After rappelling down about 250 feet into the notch between the Headwall and the Arrow Tip you have to go out on the face. There is absolutely nothing below you. (Did I mention that there is nothing below you?) The first three short pitches are relatively easy, Mead said that I could even lead them. So off I slowly go onto the first pitch. You edge out onto the face with absolutely nothing below you for 1800 feet. Nothing. Terrified comes to mind. As I am concentrating on making the first couple of moves I keep looking forward as I am way too petrified to look down. I do look back, however, to check on my belay. There was Mead, READING A BOOK while belaying me.  Now screaming, I said "Mead,quit F----ing around and give me tension!!!!"  Of course he had that great smile and started laughing; he had been joking around with me and had always been paying attention. He just wanted to see if I was. On the third pitch, a little harder one, Mead encouraged me to try and lead it as well. OK, so I am putzing around trying to get the rope straightened up and the climbing rack sorted out and in anyway I could to stall leaving the relative security of that tiny ledge. In the meantime and in probably less than a minute, Mead had climbed the next pitch by a different but more difficult route and without a belay and was now above me and was able to belay me from above. No fuss, no muss and as easy as a piece of cake, as climbers are prone to say.  Somehow I lived through all of that.
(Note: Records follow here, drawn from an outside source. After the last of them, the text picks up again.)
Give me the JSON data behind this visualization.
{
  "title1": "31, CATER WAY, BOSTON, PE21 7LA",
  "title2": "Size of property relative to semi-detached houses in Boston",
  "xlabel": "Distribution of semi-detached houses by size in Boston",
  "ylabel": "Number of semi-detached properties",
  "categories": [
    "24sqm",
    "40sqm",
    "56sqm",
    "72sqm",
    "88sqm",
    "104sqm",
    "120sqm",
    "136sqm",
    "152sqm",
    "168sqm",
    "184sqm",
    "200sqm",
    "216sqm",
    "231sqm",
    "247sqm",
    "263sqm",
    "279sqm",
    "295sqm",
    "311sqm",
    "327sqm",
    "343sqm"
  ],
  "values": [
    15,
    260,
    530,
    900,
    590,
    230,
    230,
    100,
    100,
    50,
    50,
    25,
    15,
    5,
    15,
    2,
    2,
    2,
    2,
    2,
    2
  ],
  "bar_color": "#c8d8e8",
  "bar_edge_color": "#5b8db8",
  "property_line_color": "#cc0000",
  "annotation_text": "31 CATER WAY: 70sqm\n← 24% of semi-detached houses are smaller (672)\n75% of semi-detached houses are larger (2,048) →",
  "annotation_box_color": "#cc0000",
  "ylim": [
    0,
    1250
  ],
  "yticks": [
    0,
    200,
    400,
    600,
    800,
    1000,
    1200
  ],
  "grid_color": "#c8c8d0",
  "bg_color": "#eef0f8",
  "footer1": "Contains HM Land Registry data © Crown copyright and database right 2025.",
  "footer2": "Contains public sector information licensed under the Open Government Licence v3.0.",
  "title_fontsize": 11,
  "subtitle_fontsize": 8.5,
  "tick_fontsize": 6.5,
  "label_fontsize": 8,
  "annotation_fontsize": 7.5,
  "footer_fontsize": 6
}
Mead and I also climbed a relatively easy 5.4 route on Half Dome called the Snake Dike. Bomb proof holds and maybe 5 pitches long. Mead wanted me to lead all the pitches which I thought was fine as long as Mead was behind me. The delight in the Snake Dike is that you are not suppose to put in any protection and only use the bolts that were already there. So about the third pitch I am moving along slowly and steadily. About 15 minutes into this pitch and while really trying to keep from falling. Remember this would mean a 150 foot fall as the protection bolts were 75 feet apart. Anyway, I get to a certain point and yell down to Mead, "Where the hell is the bolt?"  Mead very calmly yells up that I had passed it 5 minutes ago and to keep going as it was too dangerous to come down. So now I am on a 150-foot long lead without any protection whatsoever. A fall at this point would make me hamburger and my kids one parent less. Somehow, again mostly through Mead's encouragement and steady reassurnace I made it and lived to tell this story.